The broker isn't the only component that consumes CPU on the cluster. Other Azure IoT Operations components (such as the dataflow engine, OPC UA connector, and system pods) also reserve CPU resources, typically 200-300m in aggregate. When planning cluster capacity, make sure to account for this overhead on top of the broker's CPU requirements. If the total CPU requested by all pods exceeds the available CPU on your cluster, broker pods get stuck in a Pending state.

Example: small cluster

Consider a 2-node cluster with 4 CPU cores per node (8 cores total) with the following cardinality:

{
  "cardinality": {
    "frontend": {
      "replicas": 2,
      "workers": 2
    },
    "backendChain": {
      "partitions": 1,
      "redundancyFactor": 2,
      "workers": 1
    }
  }
}

The broker requests:

  • Frontend CPU: 2 replicas × 2 workers × 1.0 = 4.0 CPU
  • Backend CPU: 1 partition × 2 RF × 1 worker × 2.0 = 4.0 CPU
  • Total broker CPU: 8.0 CPU

This configuration requests 8.0 CPU on a cluster with only 8 cores, leaving nothing for other Azure IoT Operations components (200-300m) or for Kubernetes system pods. The broker pods stay in Pending state with Insufficient cpu errors.

To resolve this, either add more nodes, increase cores per node, or reduce the broker cardinality.

Example: larger deployment

The following cardinality requests significantly more CPU resources:

{
  "cardinality": {
    "frontend": {
      "replicas": 3,
      "workers": 2
    },
    "backendChain": {
      "partitions": 3,
      "redundancyFactor": 2,
      "workers": 2
    }
  }
}
  • Frontend CPU: 3 replicas × 2 workers × 1.0 = 6.0 CPU
  • Backend CPU: 3 partitions × 2 RF × 2 workers × 2.0 = 24.0 CPU
  • Total broker CPU: 30.0 CPU

A cluster needs at least 30 CPU cores available for broker pods alone, plus headroom for other Azure IoT Operations components and Kubernetes system pods.

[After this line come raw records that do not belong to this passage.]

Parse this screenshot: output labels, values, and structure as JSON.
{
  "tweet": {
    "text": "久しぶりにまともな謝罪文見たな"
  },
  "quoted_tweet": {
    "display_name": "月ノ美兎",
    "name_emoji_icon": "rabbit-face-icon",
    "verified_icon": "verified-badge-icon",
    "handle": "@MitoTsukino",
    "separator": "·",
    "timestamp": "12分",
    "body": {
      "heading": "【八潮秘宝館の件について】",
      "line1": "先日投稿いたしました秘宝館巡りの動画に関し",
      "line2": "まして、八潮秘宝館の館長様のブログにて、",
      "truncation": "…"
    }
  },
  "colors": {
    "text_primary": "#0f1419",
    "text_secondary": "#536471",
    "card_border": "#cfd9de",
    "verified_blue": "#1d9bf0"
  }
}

CPU resource limit configuration

CPU resource limits are controlled by the generateResourceLimits.cpu field in the Broker resource. This configuration is supported only by using the --broker-config-file flag when you deploy Azure IoT Operations by using the az iot ops create command. For more information, see Azure CLI support for advanced MQTT broker configuration.

Prepare a Broker configuration file by following the GenerateResourceLimits API reference. The following examples show the two possible values:

{
  "generateResourceLimits": {
    "cpu": "Enabled"
  }
}

Or

{
  "generateResourceLimits": {
    "cpu": "Disabled"
  }
}

Choose your memory profile

The memory profile controls the maximum MQTT message size the broker accepts, idle memory usage, and maximum memory usage of each pod. Decide on the right memory profile before deployment based on your expected message sizes and throughput.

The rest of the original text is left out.